I never could have imagined that I would have a brain tumor, and there I was lying in a metal head cage with half of my tongue vibrating without my control. Needless to say, this was a “don’t cut” reply from me. Someone was able to tap into my central nervous system and control me like a puppet on strings. Think about that for a moment and get back to me when you process the craziness of it all. I tried not to process anything but physical feelings during the surgery, but in one instance, the gentleman in the corner and I had a difference of opinions. Dr. K had probed and the gentleman in the corner replied, “cut” while I replied “don’t cut.” I know he is a trained professional, but I also know when some part of my body is acting different from the rest. He tried with the probe a couple more times, and I was determined to “win.” I was willing to take the risk that not all of the tumor would be resected as the other risk was that I would not feel or be able to move parts of my right leg. Dr. K did a little more probing until he was satisfied that there was nothing left to cut in a safe manner…the wedge was complete.

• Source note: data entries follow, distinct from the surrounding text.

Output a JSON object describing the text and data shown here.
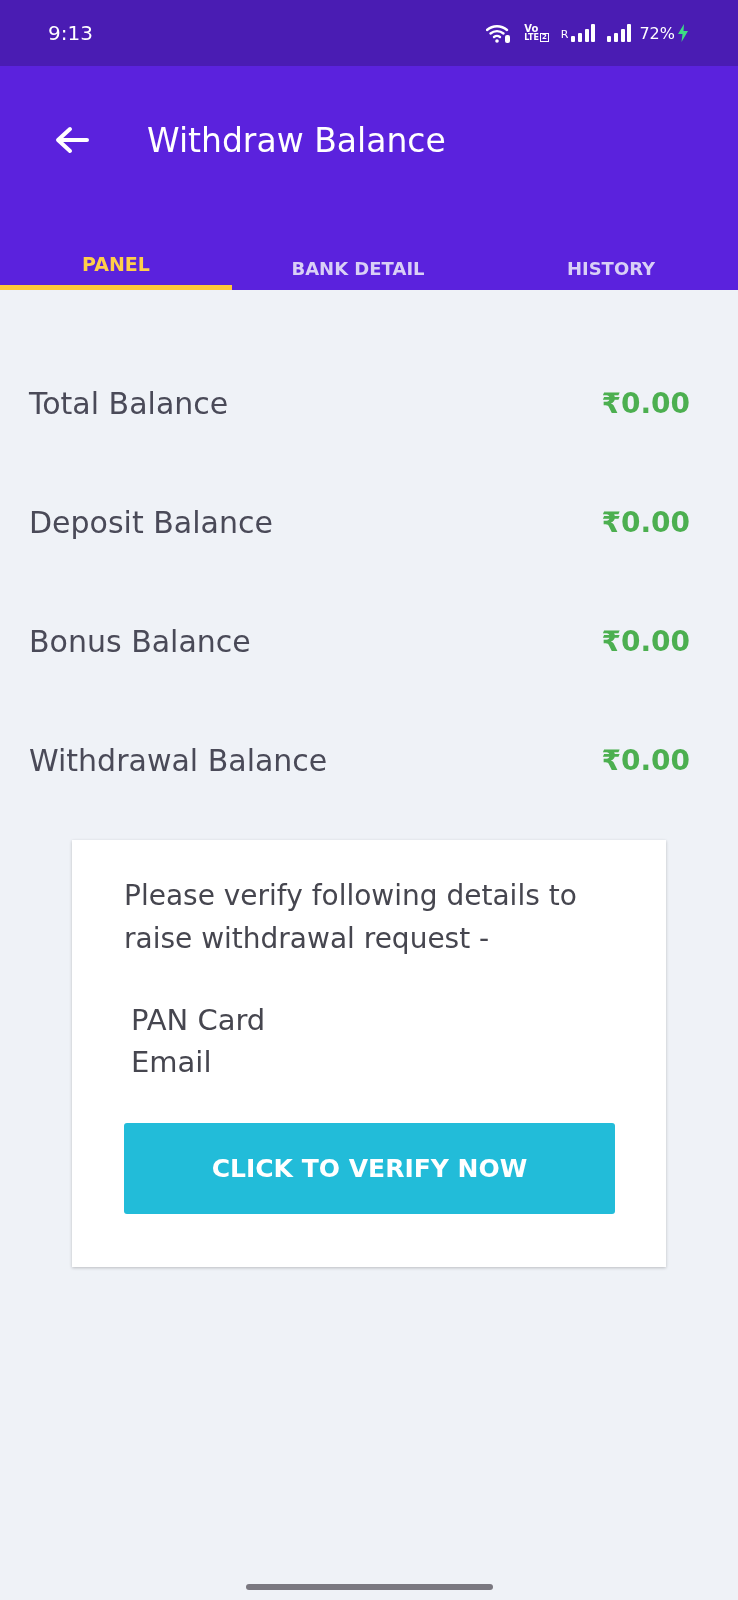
{
  "status_bar": {
    "time": "9:13",
    "volte_top": "Vo",
    "volte_bottom": "LTE",
    "sim_slot": "2",
    "roaming": "R",
    "battery": "72%",
    "charging": true
  },
  "app_bar": {
    "title": "Withdraw Balance"
  },
  "tabs": [
    {
      "label": "PANEL",
      "selected": true
    },
    {
      "label": "BANK DETAIL",
      "selected": false
    },
    {
      "label": "HISTORY",
      "selected": false
    }
  ],
  "balances": [
    {
      "label": "Total Balance",
      "amount": "₹0.00"
    },
    {
      "label": "Deposit Balance",
      "amount": "₹0.00"
    },
    {
      "label": "Bonus Balance",
      "amount": "₹0.00"
    },
    {
      "label": "Withdrawal Balance",
      "amount": "₹0.00"
    }
  ],
  "verify_card": {
    "message": "Please verify following details to raise withdrawal request -",
    "items": [
      "PAN Card",
      "Email"
    ],
    "button": "CLICK TO VERIFY NOW"
  }
}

Dr. K announced the surgery was over, which made the 6 hours feel like 10 minutes. He told me that I would be put back under anesthesia while they put me back together. I thought about how hard it is to build anything from IKEA, and how it is twice as difficult to take it apart and put it back together again. I hope Dr. K kept the instructions as I always end up with an extra washer or screw and hope for the best.

With the announcement that I would be patched up, I knew it was anesthesia time when Dr. T came by my side and calmly asked if I liked to drink tea. I hardly thought this was the time for a cup of tea as I quickly tried to imagine how I would consume it in this apparatus, but I responded, “yes, I do enjoy drinking tea, green tea in fact.” He asked if I liked honey with my tea and I started feeling drowsy. “Yeeeeeessss, tea with honey…thank you.” Before I succumbed to the dreaming cocktail that was now apparently coursing through my veins, I started to softly cry as I thanked everyone in that room. I thanked them without knowing what my fate would be. I thanked them for caring and for doing the best they could for this human they barely knew. I smiled to my dad and silently thanked him too as I faded into another sleep.